Different meanings are attached to the particular day in Islam, making it a significant occasion for both Sunni and Shia Muslims, albeit for distinct reasons. This day has deep historical roots and reflects the split between these two major branches of Islam.
For Shia Muslims, Ashura revolves around the martyrdom of Hussain ibn Ali, the grandson of Prophet Mohamed. On 10 October, AD680, during the battle of Karbala, Hussain was killed along with many of his followers for refusing to recognise Yazid as the caliph.
To many Shia Muslims, this day represents a solemn occasion for mourning and remembrance of his sacrifice. They view his death as an emblematic symbol of resistance against tyranny and injustice. The commemoration serves is a poignant reminder of the struggles endured by Hussain and the values he embodied.
On the other hand, some Sunni Muslims observe this day with joy, celebrating it for an entirely different reason.
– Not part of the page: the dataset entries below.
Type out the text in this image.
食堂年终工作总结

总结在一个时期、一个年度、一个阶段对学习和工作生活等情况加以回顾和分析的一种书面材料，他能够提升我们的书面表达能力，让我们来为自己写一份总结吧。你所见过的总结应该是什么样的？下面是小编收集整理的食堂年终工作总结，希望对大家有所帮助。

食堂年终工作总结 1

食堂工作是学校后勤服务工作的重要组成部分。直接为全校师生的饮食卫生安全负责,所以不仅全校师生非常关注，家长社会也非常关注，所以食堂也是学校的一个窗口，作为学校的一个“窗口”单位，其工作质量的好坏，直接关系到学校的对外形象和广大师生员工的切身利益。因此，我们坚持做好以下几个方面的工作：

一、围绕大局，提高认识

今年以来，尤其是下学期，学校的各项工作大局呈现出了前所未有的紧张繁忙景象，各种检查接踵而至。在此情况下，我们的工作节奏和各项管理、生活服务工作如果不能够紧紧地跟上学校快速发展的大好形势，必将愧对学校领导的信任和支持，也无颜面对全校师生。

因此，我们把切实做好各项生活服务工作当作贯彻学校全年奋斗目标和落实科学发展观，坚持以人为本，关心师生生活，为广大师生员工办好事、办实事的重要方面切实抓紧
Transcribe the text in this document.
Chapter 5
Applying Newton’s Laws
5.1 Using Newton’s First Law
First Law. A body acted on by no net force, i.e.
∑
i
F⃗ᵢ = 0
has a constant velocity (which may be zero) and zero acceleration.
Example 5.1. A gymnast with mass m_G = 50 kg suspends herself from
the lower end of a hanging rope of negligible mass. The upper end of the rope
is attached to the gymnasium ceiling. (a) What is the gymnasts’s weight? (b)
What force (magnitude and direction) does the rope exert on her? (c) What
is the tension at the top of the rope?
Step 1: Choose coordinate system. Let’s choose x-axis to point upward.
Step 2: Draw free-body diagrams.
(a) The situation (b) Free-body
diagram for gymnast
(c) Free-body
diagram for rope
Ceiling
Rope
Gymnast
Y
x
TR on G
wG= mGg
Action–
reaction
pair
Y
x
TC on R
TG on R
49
According to their beliefs, this day marks the miraculous event when Allah saved Prophet Moses (Musa) from the clutches of the Egyptians by parting the sea, allowing his people to escape to safety. Additionally, it is seen by some as the day when Prophet Noah left the Ark, signifying a fresh start for humanity.
This day is observed in several countries, including Pakistan, Afghanistan, and Iraq. While Shia Muslims specifically mourn and reflect on the martyrdom of Hussain, Sunni Muslims also celebrate the divine interventions of Musa and Noah.
However, that is not to say that Sunni Muslims do not commemorate the sacrifice of Hussain or mark the significance of the battle of Karbala.
Does fasting happen on the day of Ashura?
While fasting during the holy month of Ramadan is obligatory for all able Muslims, observing a fast on Ashura is a voluntary act of devotion, not mandatory.
The roots of this fasting tradition can be traced back to the practices of Prophet Mohamed himself. It is believed that he used to fast on the day of Ashura and encouraged others to do the same. The initial inspiration for this practice is thought to have come from the Prophet’s discovery that Jewish communities observed a fast on this very day.
Despite being voluntary, many Sunni Muslims choose to fast on Ashura as an act of piety and to follow the example set by Prophet Mohamed.
The practice of voluntary fasting on Ashura not only reflects the reverence for Prophet Mohamed’s actions but also symbolises the respect for the shared Abrahamic traditions between Islam and Judaism. It is a day of reflection, gratitude, and humility, as believers seek to strengthen their connection with Allah through self-discipline and spiritual contemplation.
While Ashura is observed differently by Sunni and Shia Muslims, the voluntary fasting tradition remains a unifying aspect within the broader Islamic community.